Когда глядел на эту пару, то закрадывалось сомнение в бреде. Понимал, что дьявола проделки, но никак не мог увидеть червоточины. Красивые, любящие, муж часто её на руках носил, всегда цветы дарил, прямо идиллия. Он даже стал грешным делом мечтать о такой же семейной жизни. Ведь не бред! А потом у неё началась шизофрения. Сначала неудачные роды. Двойня, крепкие мальчики, но родились мёртвыми. Что-то там перекрутилось и задушились в чреве матери. Горе огромное. А у неё по отцу плохая наследственность. Дедушка повесился  в психбольнице, отца минуло. Родители надеялись, что пронесёт, замечали за дочерью маленькие странности, но внимания не обращали. И жениху ничего не сказали. Кому охота дочке жизнь портить. Вдруг проживёт нормально. Не удалось.
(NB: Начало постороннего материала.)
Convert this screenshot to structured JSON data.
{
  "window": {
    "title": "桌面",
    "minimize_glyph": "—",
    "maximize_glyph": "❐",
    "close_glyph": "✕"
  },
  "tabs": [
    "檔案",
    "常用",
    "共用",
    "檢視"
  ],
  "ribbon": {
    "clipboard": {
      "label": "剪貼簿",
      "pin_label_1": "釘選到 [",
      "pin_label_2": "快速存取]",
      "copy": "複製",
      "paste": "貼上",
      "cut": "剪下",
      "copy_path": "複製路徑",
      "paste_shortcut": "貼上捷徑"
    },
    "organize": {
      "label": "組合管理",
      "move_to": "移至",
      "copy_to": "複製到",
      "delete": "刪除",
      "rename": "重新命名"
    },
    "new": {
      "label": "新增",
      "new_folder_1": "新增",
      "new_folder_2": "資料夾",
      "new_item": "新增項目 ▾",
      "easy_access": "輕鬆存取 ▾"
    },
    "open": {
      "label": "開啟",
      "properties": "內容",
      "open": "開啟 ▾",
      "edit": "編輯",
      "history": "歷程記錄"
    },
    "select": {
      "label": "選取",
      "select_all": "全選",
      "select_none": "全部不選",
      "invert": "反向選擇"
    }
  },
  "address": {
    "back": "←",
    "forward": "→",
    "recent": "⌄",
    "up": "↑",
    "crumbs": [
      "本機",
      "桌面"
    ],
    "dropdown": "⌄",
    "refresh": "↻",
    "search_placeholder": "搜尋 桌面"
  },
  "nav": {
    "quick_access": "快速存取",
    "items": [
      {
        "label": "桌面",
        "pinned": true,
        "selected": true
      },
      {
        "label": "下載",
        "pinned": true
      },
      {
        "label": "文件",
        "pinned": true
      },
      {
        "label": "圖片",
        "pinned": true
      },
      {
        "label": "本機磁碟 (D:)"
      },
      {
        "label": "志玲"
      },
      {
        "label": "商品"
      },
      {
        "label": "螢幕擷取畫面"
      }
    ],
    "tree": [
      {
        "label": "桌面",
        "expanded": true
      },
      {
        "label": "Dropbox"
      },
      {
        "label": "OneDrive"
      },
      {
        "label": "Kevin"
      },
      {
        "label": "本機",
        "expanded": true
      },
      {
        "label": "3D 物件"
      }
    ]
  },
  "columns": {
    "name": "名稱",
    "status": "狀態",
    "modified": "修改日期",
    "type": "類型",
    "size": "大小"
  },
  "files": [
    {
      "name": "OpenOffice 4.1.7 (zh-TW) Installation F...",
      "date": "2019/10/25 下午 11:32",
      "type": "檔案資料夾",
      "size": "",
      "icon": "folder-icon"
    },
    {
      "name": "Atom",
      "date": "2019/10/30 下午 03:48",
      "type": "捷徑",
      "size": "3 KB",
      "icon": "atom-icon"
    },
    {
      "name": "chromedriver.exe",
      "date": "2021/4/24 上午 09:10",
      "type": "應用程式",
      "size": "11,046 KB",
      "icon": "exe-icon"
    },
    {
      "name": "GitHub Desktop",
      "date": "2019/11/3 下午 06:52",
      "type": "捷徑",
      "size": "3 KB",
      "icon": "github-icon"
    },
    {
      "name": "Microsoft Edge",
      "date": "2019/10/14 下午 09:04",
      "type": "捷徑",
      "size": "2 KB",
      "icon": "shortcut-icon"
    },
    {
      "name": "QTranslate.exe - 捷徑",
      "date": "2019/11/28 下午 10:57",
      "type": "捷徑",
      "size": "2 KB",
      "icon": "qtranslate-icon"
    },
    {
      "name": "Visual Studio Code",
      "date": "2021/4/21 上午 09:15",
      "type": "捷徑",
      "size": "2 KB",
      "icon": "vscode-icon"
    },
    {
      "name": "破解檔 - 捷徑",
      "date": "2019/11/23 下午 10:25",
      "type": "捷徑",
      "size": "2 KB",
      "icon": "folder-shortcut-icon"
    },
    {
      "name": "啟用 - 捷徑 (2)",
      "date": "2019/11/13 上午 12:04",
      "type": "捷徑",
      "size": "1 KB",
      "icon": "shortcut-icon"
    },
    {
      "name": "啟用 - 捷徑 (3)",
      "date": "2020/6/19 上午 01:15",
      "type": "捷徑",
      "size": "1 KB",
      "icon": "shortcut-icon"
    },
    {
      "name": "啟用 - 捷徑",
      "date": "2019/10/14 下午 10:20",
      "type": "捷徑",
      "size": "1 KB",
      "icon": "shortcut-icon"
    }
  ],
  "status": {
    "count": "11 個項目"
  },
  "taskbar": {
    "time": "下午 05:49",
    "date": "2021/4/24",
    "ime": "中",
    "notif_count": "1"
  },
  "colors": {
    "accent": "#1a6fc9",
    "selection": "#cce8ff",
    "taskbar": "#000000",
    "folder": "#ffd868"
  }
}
После родов стало с ней плохо. Повредилась умом сильно и бесповоротно. Тогда бред и вылез. Муж поседел, все возил её в лечебницу. Отвезёт, месяц ей уколы сделают, вроде ничего. Но вроде это длиться очень недолго. Неделя-другая и снова везти нужно. Не жизнь, а мука. Бросить мужик не мог, совестливый был, мучался. Постарел очень, осунулся, выпивать стал. Жена тоже изменилась. Вроде бы всё по-прежнему, но другая. Страшная, некрасивая. Позже он понял, что нет искры разума. Красота, это не только тело. Человек думает, что видит только тело, но воспринимает он больше. И сразу видит, что ненормальная. Красота, это гармония и цельность, а когда разум помутнён, то красоты быть не может. Во всяком случае прежней красоты. Та женщина осталась такой же высокой, стройной, элегантной, но не то.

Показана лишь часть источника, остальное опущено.